José Manuel Fernandes mostra-se, igualmente, preocupado com as consequências destas declarações. “Espero que isto não prejudique o Mercosul”, diz, acordo que é “importante para Portugal e para a União Europeia”.
“Estas declarações não podem prejudicar o relacionamento que temos com o Brasil”, reforça, com esperança que este vínculo entre os dois países ajude na “defesa da liberdade e dos valores europeus à escala global”.
BE e a “conversa sobre paz”
José Gusmão, do Bloco de Esquerda, foca-se na clarificação feita por Lula da Silva relativamente à “sua posição sobre o conflito na Ucrânia” porque, admite, este é um debate em que “qualquer coisa que digamos tem de ser feita depois de assumir um conjunto de pontos base”, sendo o primeiro deles a ideia de que “isto não é uma guerra que aconteceu do nada”.
“É uma guerra em que há um agressor e um agredido e eu fico muito satisfeito porque gerou indignação unânime nesta casa”, desabafa, relembrando o caso da invasão do Iraque.
Gusmão aproveitou a oportunidade para relembrar que a UE tem “estado a dar todas as formas de apoio à Ucrânia” porque, caso esta não tenha “capacidade de resistir”, “toda a conversa sobre paz é exatamente isso: conversa”.
PCP e a legitimidade das relações do Brasil
A paz também foi o principal enfoque do PCP, representado por João Pimenta Lopes, que acredita que o Brasil tem “legitimidade para estabelecer relações com quem entender”, à semelhança do que faz a Europa e os EUA que, “quando discutem com a China, não estão a pensar no Brasil”.
“Sobre as restantes declarações [de Lula] o que nos apraz dizer é que estão alinhadas com aquilo que é a necessidade imperativa de abrir a porta para uma via negociada com vista à paz”, diz.
CDS, a “NATO a la carte” e o “erro trágico” de Lula
Juntando a viagem de Lula da Silva à China e as suas declarações, acrescentando Taiwan, Nuno Melo, do CDS, defende que a Europa não pode estar “na NATO a la carte”, mas que isso não significa que o plano estratégico tenha de ser sempre limitado.
“Quando se subscreve um tratado e se assumem compromissos são para cumprir”, reitera.
Para Nuno Melo, “há um mundo que mudou” e temos de perceber esta “nova ordem mundial”.
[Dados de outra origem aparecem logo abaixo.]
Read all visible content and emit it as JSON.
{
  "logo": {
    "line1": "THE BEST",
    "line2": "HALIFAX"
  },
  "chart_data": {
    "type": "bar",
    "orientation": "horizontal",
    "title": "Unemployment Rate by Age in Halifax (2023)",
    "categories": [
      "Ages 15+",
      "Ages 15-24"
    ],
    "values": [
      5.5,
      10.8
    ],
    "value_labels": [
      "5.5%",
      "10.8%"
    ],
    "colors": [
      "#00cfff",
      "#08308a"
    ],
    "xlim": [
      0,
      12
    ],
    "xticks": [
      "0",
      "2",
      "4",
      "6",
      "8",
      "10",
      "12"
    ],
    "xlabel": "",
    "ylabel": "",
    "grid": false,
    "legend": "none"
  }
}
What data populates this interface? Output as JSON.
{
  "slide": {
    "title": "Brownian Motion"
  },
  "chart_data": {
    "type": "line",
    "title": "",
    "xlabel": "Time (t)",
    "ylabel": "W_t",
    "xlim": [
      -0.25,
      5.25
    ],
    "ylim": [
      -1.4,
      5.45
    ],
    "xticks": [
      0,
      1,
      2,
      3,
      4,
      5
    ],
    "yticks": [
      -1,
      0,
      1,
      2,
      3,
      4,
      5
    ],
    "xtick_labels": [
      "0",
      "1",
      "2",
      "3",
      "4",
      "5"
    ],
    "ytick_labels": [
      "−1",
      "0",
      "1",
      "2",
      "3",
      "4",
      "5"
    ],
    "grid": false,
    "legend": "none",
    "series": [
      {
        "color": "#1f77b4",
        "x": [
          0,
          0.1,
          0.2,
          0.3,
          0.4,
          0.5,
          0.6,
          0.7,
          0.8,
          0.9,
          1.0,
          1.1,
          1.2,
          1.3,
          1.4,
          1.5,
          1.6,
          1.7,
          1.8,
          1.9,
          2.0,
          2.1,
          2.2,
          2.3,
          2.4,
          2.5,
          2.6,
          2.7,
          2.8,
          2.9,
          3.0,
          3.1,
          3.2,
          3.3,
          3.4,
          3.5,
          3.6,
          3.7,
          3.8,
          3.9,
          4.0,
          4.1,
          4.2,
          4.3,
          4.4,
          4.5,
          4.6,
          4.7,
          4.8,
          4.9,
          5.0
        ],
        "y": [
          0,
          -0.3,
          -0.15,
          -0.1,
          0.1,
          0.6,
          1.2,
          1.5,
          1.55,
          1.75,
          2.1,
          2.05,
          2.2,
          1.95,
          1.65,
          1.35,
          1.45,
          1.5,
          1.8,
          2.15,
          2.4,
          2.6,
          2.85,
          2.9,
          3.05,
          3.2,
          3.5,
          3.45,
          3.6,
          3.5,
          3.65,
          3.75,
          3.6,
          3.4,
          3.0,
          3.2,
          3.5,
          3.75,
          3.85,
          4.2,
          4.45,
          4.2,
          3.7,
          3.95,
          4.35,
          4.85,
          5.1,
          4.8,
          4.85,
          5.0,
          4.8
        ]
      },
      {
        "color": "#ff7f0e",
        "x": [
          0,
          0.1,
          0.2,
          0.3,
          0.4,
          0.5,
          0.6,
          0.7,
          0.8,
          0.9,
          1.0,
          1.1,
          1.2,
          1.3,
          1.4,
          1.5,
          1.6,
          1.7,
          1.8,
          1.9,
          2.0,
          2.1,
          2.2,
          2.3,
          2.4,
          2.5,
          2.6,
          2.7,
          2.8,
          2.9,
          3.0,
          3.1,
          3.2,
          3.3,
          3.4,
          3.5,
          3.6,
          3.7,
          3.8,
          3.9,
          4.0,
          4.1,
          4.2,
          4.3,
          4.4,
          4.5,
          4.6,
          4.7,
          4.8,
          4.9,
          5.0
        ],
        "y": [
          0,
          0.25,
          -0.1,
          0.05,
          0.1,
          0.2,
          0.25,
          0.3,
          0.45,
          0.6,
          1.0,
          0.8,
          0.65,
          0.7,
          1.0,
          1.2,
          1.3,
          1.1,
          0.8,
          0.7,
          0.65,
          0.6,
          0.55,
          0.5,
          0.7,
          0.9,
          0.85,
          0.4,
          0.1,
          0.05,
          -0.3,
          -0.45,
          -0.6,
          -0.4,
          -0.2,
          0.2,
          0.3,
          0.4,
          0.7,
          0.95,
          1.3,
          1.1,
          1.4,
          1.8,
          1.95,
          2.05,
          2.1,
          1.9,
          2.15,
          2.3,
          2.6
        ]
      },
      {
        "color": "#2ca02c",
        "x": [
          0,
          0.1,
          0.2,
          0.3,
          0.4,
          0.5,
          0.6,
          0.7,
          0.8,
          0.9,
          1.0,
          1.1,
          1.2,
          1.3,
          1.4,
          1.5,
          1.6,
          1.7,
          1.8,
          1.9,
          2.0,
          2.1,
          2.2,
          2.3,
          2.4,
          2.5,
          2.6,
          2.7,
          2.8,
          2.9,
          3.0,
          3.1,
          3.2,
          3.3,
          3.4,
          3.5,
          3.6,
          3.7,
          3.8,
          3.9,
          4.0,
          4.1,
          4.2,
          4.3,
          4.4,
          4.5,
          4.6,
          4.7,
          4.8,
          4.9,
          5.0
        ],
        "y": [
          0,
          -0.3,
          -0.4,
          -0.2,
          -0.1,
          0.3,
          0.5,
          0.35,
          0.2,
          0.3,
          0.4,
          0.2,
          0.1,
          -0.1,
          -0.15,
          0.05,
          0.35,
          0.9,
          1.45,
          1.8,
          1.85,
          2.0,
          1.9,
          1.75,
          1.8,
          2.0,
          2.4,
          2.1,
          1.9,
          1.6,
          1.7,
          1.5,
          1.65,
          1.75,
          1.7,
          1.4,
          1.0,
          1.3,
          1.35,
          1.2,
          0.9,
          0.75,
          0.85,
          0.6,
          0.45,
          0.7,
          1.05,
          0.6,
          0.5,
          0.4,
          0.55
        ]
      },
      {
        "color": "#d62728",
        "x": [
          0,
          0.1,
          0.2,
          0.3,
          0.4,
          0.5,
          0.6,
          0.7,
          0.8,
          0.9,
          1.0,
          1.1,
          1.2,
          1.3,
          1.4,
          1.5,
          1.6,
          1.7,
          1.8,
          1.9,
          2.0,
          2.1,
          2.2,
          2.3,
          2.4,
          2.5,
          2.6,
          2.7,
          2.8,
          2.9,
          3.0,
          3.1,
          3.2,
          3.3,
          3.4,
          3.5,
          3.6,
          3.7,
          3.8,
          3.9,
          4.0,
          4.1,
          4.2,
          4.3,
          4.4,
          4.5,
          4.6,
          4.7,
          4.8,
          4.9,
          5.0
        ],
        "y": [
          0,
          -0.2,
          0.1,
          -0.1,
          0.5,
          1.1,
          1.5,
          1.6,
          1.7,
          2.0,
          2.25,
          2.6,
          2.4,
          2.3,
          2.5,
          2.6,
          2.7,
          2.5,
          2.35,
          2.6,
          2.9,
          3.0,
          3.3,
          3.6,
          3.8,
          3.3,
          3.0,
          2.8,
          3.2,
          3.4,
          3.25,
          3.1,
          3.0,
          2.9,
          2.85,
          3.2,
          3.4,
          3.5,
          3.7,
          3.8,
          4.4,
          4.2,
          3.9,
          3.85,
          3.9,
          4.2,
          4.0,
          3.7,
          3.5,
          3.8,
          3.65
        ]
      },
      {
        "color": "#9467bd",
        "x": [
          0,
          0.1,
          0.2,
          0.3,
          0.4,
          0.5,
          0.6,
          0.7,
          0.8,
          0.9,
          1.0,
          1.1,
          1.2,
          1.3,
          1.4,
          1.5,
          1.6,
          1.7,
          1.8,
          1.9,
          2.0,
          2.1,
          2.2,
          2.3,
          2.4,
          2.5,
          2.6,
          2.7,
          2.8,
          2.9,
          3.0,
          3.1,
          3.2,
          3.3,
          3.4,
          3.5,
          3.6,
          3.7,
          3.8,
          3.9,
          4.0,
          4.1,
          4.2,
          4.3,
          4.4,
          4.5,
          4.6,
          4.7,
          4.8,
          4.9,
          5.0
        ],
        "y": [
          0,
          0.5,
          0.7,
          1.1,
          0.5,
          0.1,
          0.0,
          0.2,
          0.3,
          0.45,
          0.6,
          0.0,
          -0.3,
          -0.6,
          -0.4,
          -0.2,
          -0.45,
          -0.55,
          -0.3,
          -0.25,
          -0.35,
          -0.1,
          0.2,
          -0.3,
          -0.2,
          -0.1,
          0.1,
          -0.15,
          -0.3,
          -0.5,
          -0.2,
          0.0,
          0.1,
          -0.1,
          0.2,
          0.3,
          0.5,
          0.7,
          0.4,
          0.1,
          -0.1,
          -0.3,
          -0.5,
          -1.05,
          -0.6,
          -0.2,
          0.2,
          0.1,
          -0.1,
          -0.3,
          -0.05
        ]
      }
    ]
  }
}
“Até há pouco tempo, o que acontecia na velha Europa, nos Estados Unidos, era uma questão mundial e o que acontecia na Índia e na China era uma questão regional. Esses países já não validam essa doutrina e bem. Querem ser protagonistas no quadro geopolítico porque representam muita gente”, explana.
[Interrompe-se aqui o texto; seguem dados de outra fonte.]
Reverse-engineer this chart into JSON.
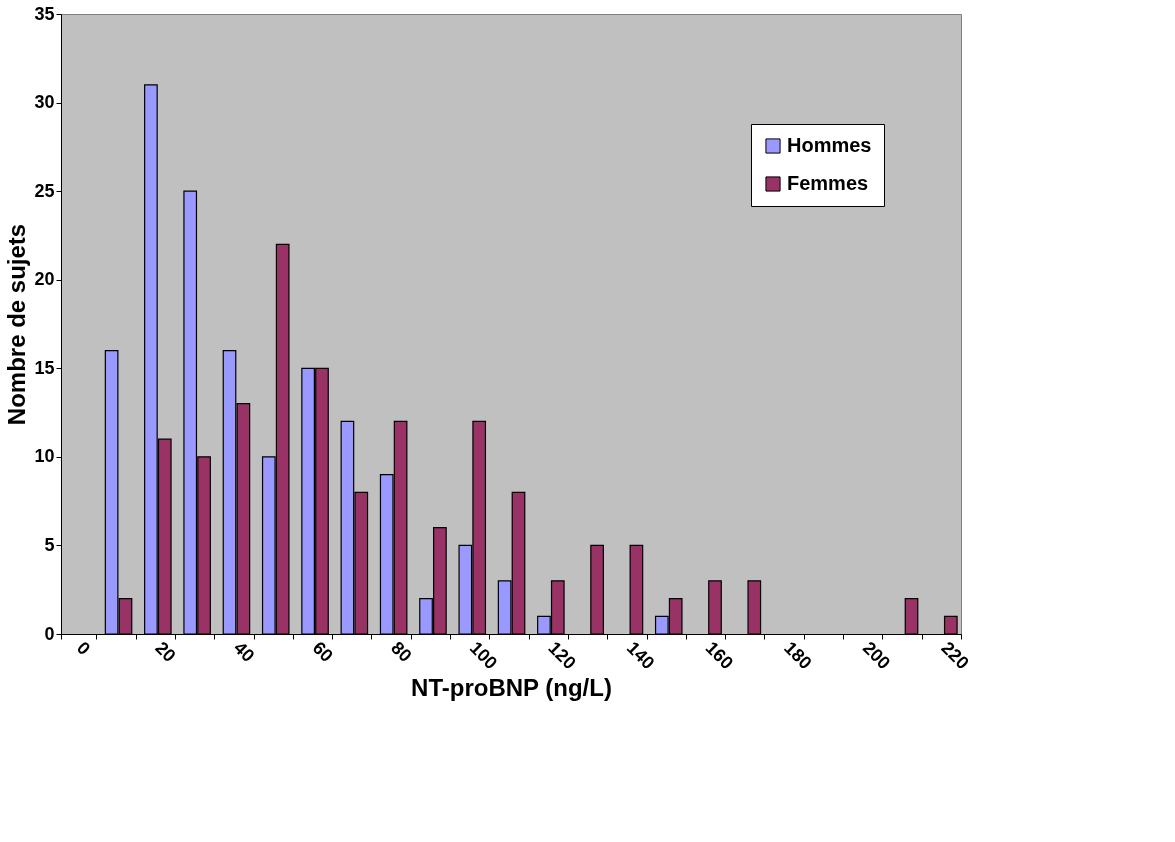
{
  "chart_data": {
    "type": "bar",
    "xlabel": "NT-proBNP (ng/L)",
    "ylabel": "Nombre de sujets",
    "categories": [
      "0",
      null,
      "20",
      null,
      "40",
      null,
      "60",
      null,
      "80",
      null,
      "100",
      null,
      "120",
      null,
      "140",
      null,
      "160",
      null,
      "180",
      null,
      "200",
      null,
      "220"
    ],
    "series": [
      {
        "name": "Hommes",
        "color": "#9999ff",
        "values": [
          null,
          16,
          31,
          25,
          16,
          10,
          15,
          12,
          9,
          2,
          5,
          3,
          1,
          null,
          null,
          1,
          null,
          null,
          null,
          null,
          null,
          null,
          null
        ]
      },
      {
        "name": "Femmes",
        "color": "#993366",
        "values": [
          null,
          2,
          11,
          10,
          13,
          22,
          15,
          8,
          12,
          6,
          12,
          8,
          3,
          5,
          5,
          2,
          3,
          3,
          null,
          null,
          null,
          2,
          1
        ]
      }
    ],
    "ylim": [
      0,
      35
    ],
    "yticks": [
      0,
      5,
      10,
      15,
      20,
      25,
      30,
      35
    ],
    "grid": false,
    "legend": "top right"
  }
}
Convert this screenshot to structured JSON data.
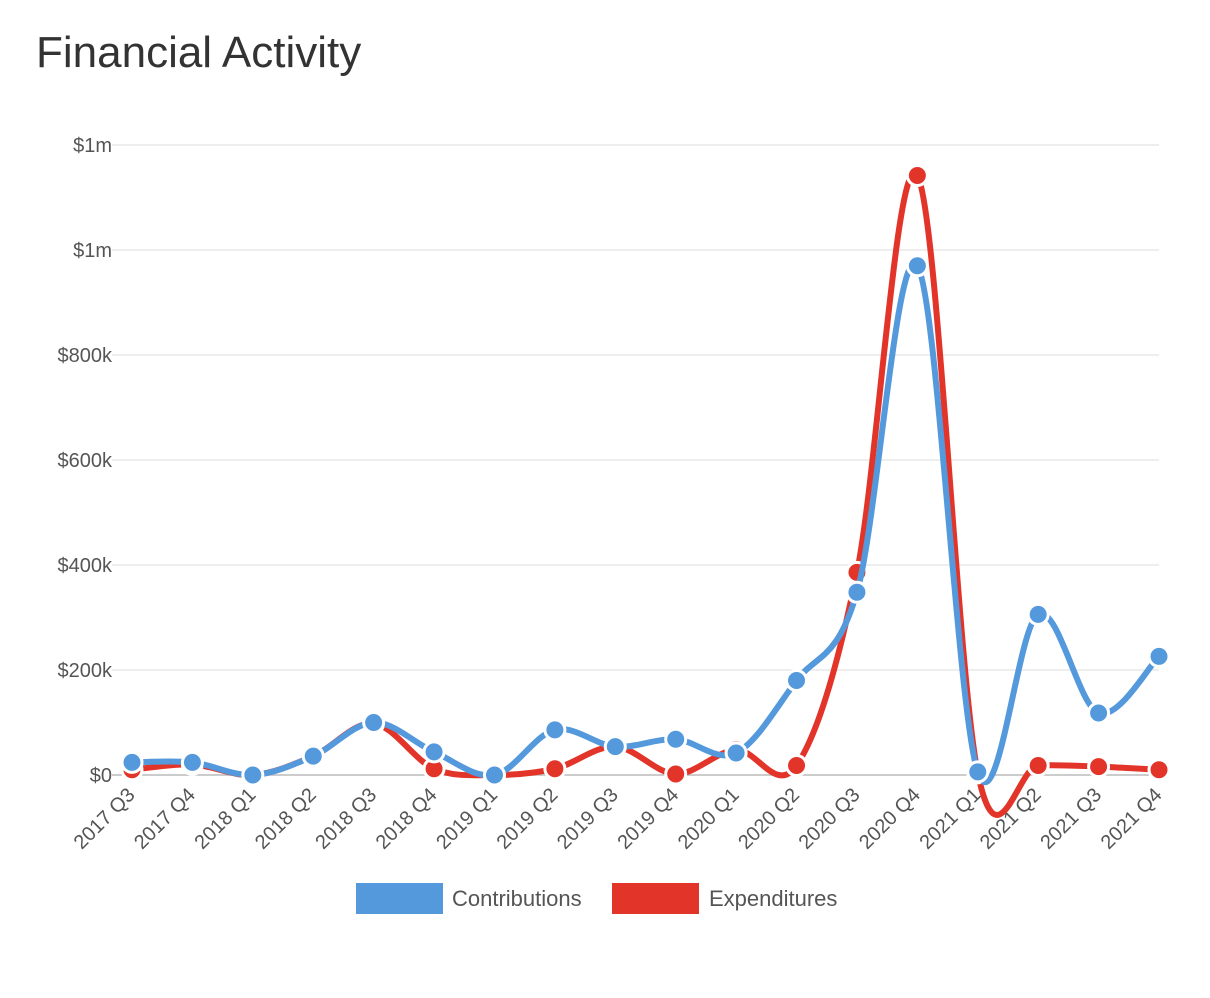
{
  "title": "Financial Activity",
  "chart_data": {
    "type": "line",
    "smooth": true,
    "categories": [
      "2017 Q3",
      "2017 Q4",
      "2018 Q1",
      "2018 Q2",
      "2018 Q3",
      "2018 Q4",
      "2019 Q1",
      "2019 Q2",
      "2019 Q3",
      "2019 Q4",
      "2020 Q1",
      "2020 Q2",
      "2020 Q3",
      "2020 Q4",
      "2021 Q1",
      "2021 Q2",
      "2021 Q3",
      "2021 Q4"
    ],
    "series": [
      {
        "name": "Contributions",
        "color": "#5599dd",
        "values": [
          24000,
          24000,
          0,
          36000,
          100000,
          44000,
          0,
          86000,
          54000,
          68000,
          42000,
          180000,
          348000,
          970000,
          6000,
          306000,
          118000,
          226000
        ]
      },
      {
        "name": "Expenditures",
        "color": "#e3342a",
        "values": [
          10000,
          20000,
          0,
          36000,
          98000,
          12000,
          0,
          12000,
          54000,
          2000,
          48000,
          18000,
          386000,
          1142000,
          4000,
          18000,
          16000,
          10000
        ]
      }
    ],
    "y_ticks": [
      0,
      200000,
      400000,
      600000,
      800000,
      1000000,
      1200000
    ],
    "y_tick_labels": [
      "$0",
      "$200k",
      "$400k",
      "$600k",
      "$800k",
      "$1m",
      "$1m"
    ],
    "ylim": [
      0,
      1200000
    ],
    "grid": true,
    "legend": "bottom-center"
  }
}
Falando especificamente da vinda de Lula da Silva ao Parlamento por ocasião das celebrações do 25 de Abril, Nuno Melo espera que o brasileiro, enquanto Presidente, seja “recebido com toda a dignidade em Portugal”, mas considera que a sua declaração foi “um erro trágico”, pois “alinha uma grande democracia com o pior das ditaduras”. “Neste ponto [da Ucrânia], Lula coloca-se ao lado de Salvini”, reitera, defendendo que o “Partido Socialista”, que “o convidou sem ouvir os outros”, o consiga chamar “à razão” e “explicar que a presença na Assembleia da República nesse dia é muito errada”.
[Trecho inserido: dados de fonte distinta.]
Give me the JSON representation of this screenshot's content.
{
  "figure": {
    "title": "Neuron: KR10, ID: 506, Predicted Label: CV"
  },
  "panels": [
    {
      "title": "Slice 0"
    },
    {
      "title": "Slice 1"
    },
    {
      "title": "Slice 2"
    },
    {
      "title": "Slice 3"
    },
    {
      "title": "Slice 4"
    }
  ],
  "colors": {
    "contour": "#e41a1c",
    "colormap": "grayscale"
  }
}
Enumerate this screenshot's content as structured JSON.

Os silêncios que falam mais alto
O candidato independente Francisco Guerreiro, perante a extensão do debate - que se prolongou para lá do tempo estipulado e envolveu algum atrito sobre amendas -, e por uma questão “de respeito” pelo painel seguinte, fez apenas uma declaração breve, convidando os presentes a participarem de sessões que vai organizar com a participação do ex-candidato presidencial brasileiro Ciro Gomes, que falará em Estrasburgo e Lisboa brevemente.
Também tentamos questionar Roberta Metsola sobre as declarações de Lula da Silva, mas a presidente do Parlamento Europeu não respondeu à pergunta, preferindo aproveitar o momento para saudar o primeiro-ministro luxemburguês, convidado a discursar no hemiciclo, esta quarta-feira, que não se esqueceu de Portugal na conversa com os jornalistas.